SREs are a rare bunch in the software community. But there’s little denying that the approach of Site Reliability Engineering is the future of software operations.
Here are some things that make SREs a unique breed in software work:
SREs look at the broader picture
Ask any developer what they’re working on and you’ll see a tiny sliver of the whole codebase. That makes sense for the kind of work that is coding.
Systems, on the other hand, need a holistic view in order to make sure the whole unit works harmoniously.
SREs thrive in ambiguity
Because they have a scope spanning the entirety of a software system, SREs can end up working on various types of problems. Some problems may be well-defined like spooling up infrastructure based on known demand.
Other problems may be more abstract like working out how to cost-effectively autoscale a service that has inconsistent usage patterns and needs high performance.
SREs work beyond constraints like Scrum
Most developers work within some kind of agile framework like Scrum or XP. Some SREs also do that for planned software build work. That essentially timeboxes their efforts. That might work for estimable problems but does not always work for production-level work.

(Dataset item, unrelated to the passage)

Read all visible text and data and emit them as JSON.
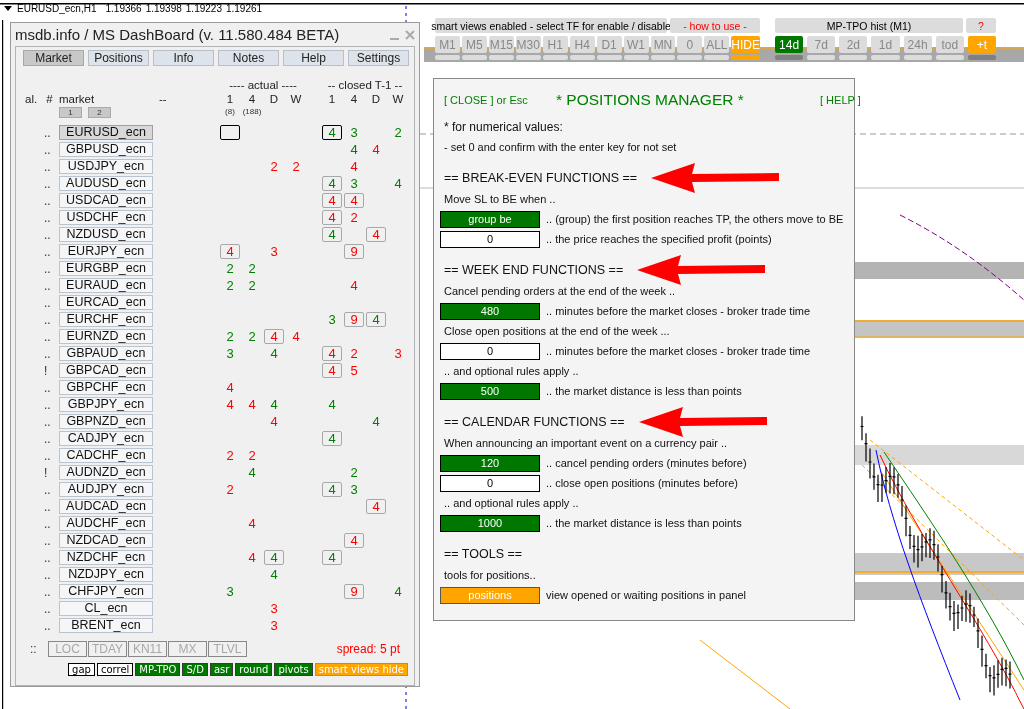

Can an SRE stop working on a problem because it does not fit into the mould of a sprint? That could spell disaster for production software. Daniel Wilhite answers the question of “Can scrum be used effectively by SRE teams?” very well.
SREs don’t stay in their lane
You’d expect SREs to get used to developers throwing the code over the wall, but no. Many are ex-developers, so they will spend a large part of their time coding up solutions for infrastructure and software performance.
Sometimes, they may participate in feature teams as a means of job rotation. This helps them get a better understanding of their developer counterparts’ priorities. Overall, they should spend less than 50% of their time on feature work.
SREs don’t have a monolith job description
SREs come in many shapes and sizes. In smaller companies, a single SRE may be the one-stop shop for all site reliability matters. As a company gets larger, SRE roles may get divided into specialised work.
For example, one SRE may focus on platforms like Kubernetes. Another SRE may spend their time supporting developers in taking up DevSecOps. Yet another may have general SRE responsibilities with the addition of Chaos Engineering.
Comparison with software developers
Both roles are chalk and cheese, so it’s worth considering key differences in how SREs work compared to software developers. Chances are they will need to collaborate closely to make sure software works well in production.
I took inspiration from a Google recruiter’s interview of an SRE, Ciara Kamahele (link here). The key differences I uncovered are in table form below:
There you have it. SREs may be popularly known as software developers who happen to run systems, but they are quite unique in how they work.